# Ozonics



## ndoutdoorsman (May 13, 2004)

Has anyone used the new technology in scent control ozonics?
www.ozonicshunting.com 
Its a machine that you face downwind thats suspose to eliminate all odors that are within the ozone curtain it makes. Its kind of expensive machine but if it works then it might be worth it. I do alot of groundblind hunting and sometimes no matter how much scent control you do the deer still can smell something.


----------



## kvernum3 (Aug 8, 2005)

I would absolutely never buy it, they can invent whatever they want but I dont think you can ever truly trick a whitetails nose.. Now if you have the money to spend it definately wont hurt your chances!.. i.e wearing all the scentlock gear, using the shampoos, body washes, detergants, etc etc.. and also using the ozionics.. It might bring your human odor down a few notches.. I believe they definately can still smell you but maybe not as quite of an intense odor if that makes sense? I guess I just have other things on my list to purchase before all the scent killer hype..


----------



## barebackjack (Sep 5, 2006)

Deer are not that bright.

Using common sense approaches to bring your human scent down to the slightest levels possible, and perhaps utilizing some cover scents are usually enough to "fool" a deers nose. Ive had hundreds of deer in my wind, they smelled me (I dont care what your using, they WILL smell you if they're in your scent stream) but they either A) couldn't quite pinpoint what the smell was, or B) I had managed my scent and brought it down to a non-alarming level.

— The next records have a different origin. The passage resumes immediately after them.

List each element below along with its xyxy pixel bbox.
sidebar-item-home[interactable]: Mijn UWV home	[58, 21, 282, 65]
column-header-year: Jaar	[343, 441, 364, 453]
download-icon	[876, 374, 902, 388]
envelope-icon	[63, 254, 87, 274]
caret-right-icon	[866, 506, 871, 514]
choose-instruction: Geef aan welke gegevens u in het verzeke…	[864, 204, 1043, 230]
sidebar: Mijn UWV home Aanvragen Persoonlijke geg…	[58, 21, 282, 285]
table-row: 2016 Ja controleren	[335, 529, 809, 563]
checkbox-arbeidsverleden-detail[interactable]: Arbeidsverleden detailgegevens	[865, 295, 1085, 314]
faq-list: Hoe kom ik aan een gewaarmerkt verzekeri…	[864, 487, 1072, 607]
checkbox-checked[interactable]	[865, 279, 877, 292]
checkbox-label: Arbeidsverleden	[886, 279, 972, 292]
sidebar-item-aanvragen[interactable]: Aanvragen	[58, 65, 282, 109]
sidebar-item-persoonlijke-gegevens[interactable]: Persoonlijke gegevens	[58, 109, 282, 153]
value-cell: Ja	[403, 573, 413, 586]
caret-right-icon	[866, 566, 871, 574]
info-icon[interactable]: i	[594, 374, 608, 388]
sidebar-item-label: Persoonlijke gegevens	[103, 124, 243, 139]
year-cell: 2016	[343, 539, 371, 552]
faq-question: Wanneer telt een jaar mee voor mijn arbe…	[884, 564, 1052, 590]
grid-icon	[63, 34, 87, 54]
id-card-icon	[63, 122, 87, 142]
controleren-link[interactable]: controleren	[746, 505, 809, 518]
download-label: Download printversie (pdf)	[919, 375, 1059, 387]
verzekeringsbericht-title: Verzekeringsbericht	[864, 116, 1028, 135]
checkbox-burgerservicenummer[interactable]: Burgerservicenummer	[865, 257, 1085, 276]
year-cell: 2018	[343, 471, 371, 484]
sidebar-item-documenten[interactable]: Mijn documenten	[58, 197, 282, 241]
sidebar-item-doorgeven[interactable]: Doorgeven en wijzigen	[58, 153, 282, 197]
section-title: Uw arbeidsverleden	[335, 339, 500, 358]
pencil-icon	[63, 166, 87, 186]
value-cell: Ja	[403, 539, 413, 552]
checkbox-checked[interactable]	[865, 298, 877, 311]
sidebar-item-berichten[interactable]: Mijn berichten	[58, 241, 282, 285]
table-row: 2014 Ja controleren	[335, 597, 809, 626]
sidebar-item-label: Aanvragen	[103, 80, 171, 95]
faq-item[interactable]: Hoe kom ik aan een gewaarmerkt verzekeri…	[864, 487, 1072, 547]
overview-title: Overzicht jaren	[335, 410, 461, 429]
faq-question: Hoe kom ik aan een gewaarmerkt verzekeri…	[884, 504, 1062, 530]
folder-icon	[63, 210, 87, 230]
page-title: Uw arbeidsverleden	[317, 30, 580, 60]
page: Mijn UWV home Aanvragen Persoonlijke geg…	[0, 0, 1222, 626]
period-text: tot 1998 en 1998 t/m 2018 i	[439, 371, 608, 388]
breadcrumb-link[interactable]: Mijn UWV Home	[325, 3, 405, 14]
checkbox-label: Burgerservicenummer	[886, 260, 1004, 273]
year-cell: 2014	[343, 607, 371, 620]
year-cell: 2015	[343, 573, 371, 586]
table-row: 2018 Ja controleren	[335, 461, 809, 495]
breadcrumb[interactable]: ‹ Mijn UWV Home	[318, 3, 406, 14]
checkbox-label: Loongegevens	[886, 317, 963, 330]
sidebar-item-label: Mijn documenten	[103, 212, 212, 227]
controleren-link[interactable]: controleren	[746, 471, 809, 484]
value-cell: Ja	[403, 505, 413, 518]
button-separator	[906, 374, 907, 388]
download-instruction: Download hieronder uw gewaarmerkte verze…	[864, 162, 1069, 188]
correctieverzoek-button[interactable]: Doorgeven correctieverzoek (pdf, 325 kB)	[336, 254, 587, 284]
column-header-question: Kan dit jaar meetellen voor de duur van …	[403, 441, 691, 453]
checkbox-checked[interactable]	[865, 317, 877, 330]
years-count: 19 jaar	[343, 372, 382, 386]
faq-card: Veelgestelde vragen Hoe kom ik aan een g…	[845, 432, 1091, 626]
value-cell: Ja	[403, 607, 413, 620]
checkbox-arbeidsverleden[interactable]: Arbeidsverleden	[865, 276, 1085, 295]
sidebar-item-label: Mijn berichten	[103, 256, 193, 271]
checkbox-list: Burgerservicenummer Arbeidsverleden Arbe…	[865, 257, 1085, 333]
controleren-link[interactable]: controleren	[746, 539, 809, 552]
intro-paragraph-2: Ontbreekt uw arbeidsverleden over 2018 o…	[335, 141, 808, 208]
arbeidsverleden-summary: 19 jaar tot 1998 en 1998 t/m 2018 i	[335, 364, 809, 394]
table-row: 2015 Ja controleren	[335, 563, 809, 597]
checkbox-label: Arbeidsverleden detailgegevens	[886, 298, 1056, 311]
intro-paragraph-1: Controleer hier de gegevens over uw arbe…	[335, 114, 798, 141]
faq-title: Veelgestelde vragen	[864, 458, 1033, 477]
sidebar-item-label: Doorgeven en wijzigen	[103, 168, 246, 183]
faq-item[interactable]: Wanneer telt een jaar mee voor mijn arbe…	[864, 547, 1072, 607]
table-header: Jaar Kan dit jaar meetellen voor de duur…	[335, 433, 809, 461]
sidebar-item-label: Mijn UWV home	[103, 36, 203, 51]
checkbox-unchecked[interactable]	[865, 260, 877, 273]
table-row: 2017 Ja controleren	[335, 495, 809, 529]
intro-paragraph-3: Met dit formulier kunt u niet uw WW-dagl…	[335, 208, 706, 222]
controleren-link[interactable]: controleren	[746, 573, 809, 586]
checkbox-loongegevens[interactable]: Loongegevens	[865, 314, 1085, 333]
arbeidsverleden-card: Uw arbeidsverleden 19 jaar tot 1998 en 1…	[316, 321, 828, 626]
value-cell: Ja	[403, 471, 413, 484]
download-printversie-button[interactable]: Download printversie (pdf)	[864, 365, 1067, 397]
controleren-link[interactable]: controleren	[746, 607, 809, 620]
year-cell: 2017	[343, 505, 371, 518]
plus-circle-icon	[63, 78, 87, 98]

Now a coyote, sorry, you'll NEVER fool his nose. A coyotes nose kicks the snot out of a deers.


----------



## tikkat3 (Jun 27, 2006)

This might sound crazy but I rolled in a patch of wormwood for like 2 min. the other night after spraying down with primos silver xp (JUNK) The wind was blowing 10 mph from the completely wrong direction and i wound up sticking a 4 1/2 yr. old 138 and change 4x4 dead down wind. I give all credit to the wormwood! :beer:


----------